Если бы он только не проспал!

Если бы Кэтрин разбудила его перед уходом!

А если бы и так, сказал бы он ей?

Что толку обманывать самого себя? Скорее всего, нет, не сказал бы. Отношения с Кэтти сулили столько чудесного, что он, проснувшись, совершенно позабыл об Алине. И не вспомнил о ней даже на мгновение, когда звонил в «Эври дэй». Он обрел свое счастье, свой идеал, остальное — суета сует. Хотелось лишь одного: снова увидеть Кэтрин. И вот, услышал… увидел.

Между ними возникла необыкновенная связь. Неужели это мираж? И ничего нельзя исправить?

Он беспощадно напомнил себе, что сейчас своими дурацкими нападками, грубыми намеками на то, что Кэтрин просто использует других, сам надругался над единственным светлым чувством в своей жизни.

Эйду не было нужды смотреть на Кэтти, чтобы понять, каким успехом увенчались его старания разрушить то хрупкое и бесценное, что незримо соединяло их. Кэтрин шла к самолету отстраненная, погруженная в себя. Он потерял ее… потерял навсегда.

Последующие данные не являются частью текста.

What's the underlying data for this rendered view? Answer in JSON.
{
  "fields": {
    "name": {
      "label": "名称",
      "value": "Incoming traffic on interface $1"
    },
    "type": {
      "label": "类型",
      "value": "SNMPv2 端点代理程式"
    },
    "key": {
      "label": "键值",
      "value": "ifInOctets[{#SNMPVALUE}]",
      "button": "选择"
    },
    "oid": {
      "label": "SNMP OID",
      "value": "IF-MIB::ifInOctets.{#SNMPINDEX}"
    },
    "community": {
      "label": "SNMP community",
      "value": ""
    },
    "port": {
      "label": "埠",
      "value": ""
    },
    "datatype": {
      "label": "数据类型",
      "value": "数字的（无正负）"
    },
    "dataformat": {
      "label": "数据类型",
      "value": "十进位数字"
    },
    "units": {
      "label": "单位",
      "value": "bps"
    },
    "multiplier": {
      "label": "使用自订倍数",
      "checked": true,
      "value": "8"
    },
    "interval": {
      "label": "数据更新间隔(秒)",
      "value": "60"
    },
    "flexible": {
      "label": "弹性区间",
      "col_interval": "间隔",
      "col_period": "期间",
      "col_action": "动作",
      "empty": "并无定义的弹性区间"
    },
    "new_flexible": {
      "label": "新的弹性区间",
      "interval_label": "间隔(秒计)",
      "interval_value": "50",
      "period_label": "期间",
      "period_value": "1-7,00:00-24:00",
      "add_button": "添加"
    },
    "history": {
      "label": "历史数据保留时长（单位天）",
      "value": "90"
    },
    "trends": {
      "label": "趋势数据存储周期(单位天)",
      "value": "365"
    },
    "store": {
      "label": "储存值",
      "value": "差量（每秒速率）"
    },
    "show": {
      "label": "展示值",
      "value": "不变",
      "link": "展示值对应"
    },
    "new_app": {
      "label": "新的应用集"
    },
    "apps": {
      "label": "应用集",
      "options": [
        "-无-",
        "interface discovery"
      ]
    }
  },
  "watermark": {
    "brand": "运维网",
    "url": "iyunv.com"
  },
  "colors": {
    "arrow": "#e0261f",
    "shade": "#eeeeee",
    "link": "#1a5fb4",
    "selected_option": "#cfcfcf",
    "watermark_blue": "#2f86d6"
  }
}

Еще в зале Эйд почувствовал, как в ее глазах появилась решимость: нежная и ранимая васильковая синева сменилась холодным излучением сапфира. Такие, как она, никогда не возвращаются назад. Воздвигла вокруг себя стену, и ему уже не было допуска внутрь. Она шла одна.

И все это по его вине, черт побери! Хотя не совсем. Его бесценная бывшая женушка тоже внесла свою лепту. Ну, она еще за все заплатит. Никак не отучится совать нос в его дела, а ведь, казалось бы, нашла себе муженька как раз впору для ее мелкой эгоистичной душонки. Как же, где уж смириться с мыслью о том, что они с Кэтрин будут вместе — после нее, несравненной, неподражаемой… и самое главное — урожденной Дастингс… Голубая кровь. Клякса стерва!

Господи! Как же Кэтрин этого не видит!

Вслед за Томом он остановился перед контрольным пунктом, пропуская Кэтрин вперед Она спокойно прошла и предъявила посадочный талон. По-видимому, на традиционные правила вежливости феминизм в ее представлении не распространялся. А то ведь бывают и такие, кто доводит идею равенства между полами до полного абсурда и возмущается даже, когда мужчины уступают им дорогу и открывают дверь. Впрочем, Эйд уже не считал Кэтрин оголтелой феминисткой. В ней есть врожденный женский аристократизм, который никогда не позволит впасть в бабские крайности.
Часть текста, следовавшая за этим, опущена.